I would have been upset regardless of where this encounter happened, but it felt especially hurtful considering the venue. Gaga has been vocal about her concerts being an inclusive place. When she started, she welcomed "the whole motherfuckin' rainbow," to quote her exactly. And you can see it in the crowds that showed up. There were tutus, crop tops, and leather pants; glitter eye paint and blue lipstick; an entire field of rainbow-streaked hair. But you didn't see anyone stroking someone else's faux lashes, or tugging at their blue-streaked wig. So why did people think it was it okay to touch my box braids? Even surrounded by people praising diversity and shouting lyrics of acceptance, I felt singled out.
It all reminded me of an experience I had at a previous publication where I attended an event with Solange, but was too afraid to actually speak.
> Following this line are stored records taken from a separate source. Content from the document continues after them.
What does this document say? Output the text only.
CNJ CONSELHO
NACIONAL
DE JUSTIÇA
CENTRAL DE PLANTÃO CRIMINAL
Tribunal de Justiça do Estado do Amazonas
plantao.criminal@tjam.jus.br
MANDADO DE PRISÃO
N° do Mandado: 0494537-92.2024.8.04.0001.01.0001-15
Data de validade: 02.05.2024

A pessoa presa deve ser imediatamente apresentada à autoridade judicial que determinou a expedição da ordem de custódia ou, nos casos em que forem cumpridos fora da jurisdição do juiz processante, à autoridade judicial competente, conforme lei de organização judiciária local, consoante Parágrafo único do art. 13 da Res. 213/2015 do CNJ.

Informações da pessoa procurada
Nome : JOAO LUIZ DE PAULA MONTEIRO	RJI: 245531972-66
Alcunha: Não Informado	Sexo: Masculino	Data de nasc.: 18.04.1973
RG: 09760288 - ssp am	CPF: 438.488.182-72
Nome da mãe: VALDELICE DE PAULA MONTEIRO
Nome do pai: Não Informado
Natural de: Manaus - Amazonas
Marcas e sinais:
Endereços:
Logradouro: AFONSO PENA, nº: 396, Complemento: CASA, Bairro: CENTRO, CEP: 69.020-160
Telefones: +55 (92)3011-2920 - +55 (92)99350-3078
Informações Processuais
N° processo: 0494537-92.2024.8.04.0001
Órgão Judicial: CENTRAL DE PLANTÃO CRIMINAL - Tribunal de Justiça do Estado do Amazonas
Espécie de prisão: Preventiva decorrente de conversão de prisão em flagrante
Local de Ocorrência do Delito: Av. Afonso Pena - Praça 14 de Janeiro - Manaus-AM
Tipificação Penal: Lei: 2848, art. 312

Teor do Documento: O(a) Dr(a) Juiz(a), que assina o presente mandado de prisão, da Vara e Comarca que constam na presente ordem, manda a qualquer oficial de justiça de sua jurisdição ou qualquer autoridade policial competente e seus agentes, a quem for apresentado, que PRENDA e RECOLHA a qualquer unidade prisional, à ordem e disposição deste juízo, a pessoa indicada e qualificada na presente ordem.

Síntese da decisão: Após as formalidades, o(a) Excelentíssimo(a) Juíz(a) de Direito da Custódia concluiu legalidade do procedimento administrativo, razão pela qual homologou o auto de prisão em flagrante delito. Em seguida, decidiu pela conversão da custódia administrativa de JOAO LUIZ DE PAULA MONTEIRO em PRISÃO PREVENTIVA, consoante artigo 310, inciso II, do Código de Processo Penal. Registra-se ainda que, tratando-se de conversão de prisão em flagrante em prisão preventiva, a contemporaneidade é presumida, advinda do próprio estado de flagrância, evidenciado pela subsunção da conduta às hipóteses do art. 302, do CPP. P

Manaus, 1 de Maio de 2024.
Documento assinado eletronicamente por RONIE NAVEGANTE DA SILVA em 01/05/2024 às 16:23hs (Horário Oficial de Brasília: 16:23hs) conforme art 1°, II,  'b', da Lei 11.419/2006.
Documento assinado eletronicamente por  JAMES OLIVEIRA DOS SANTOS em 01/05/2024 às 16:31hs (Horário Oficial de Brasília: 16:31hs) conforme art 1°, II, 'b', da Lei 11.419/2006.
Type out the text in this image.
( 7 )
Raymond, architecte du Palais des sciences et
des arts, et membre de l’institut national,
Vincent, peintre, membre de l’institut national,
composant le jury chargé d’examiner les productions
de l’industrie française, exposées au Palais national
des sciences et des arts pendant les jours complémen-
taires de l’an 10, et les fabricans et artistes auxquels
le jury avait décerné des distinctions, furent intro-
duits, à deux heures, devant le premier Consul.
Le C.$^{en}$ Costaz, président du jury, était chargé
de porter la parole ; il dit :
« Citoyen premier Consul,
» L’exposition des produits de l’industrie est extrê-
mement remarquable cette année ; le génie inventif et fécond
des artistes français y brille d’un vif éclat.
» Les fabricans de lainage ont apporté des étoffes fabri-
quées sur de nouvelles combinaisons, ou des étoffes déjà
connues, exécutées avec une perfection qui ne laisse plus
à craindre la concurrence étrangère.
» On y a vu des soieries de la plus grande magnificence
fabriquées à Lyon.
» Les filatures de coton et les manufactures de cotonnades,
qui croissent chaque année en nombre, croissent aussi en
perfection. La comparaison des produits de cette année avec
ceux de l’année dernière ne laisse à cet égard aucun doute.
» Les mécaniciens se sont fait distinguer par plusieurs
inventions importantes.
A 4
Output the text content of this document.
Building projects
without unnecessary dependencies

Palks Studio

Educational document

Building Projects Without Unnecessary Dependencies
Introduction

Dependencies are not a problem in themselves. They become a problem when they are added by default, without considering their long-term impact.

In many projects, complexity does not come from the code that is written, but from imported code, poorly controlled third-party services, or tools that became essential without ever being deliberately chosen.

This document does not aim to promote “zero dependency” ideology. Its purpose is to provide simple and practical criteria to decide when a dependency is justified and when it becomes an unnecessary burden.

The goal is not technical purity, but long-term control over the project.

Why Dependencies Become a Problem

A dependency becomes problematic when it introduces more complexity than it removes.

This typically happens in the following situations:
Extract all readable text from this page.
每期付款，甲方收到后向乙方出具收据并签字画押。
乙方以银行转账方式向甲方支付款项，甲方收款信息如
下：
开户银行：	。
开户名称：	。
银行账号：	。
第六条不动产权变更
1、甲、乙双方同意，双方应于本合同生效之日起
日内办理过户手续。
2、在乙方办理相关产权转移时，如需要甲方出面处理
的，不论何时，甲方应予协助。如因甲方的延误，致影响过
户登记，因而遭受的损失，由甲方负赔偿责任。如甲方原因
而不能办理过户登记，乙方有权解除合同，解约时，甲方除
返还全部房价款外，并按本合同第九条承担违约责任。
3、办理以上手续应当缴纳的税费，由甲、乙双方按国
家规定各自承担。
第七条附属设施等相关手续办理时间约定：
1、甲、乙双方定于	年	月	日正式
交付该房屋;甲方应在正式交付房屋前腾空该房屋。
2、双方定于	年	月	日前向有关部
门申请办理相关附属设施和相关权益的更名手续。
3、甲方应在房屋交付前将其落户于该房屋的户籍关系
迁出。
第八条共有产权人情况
When I recapped the encounter to my editor later, she had one question for me: "Did you touch her hair?!" Umm... no. In fact, she literally has an entire song about why you shouldn't, I reminded her. She insisted, "I know, I know, but how could you help it? It's so fabulous!"
I laughed it off in the moment, but the lyrics to "Don't Touch My Hair" echoed in my head... just like they did last night. "They don't understand what it means to me. Where we chose to go. Where we've been to know." There's no way that the woman in the elevator fully understood my pain in that moment, but I'm hoping that my experience might educate others (who should know better) in the future. And if it ever happens to me again, I've practiced my speech this time.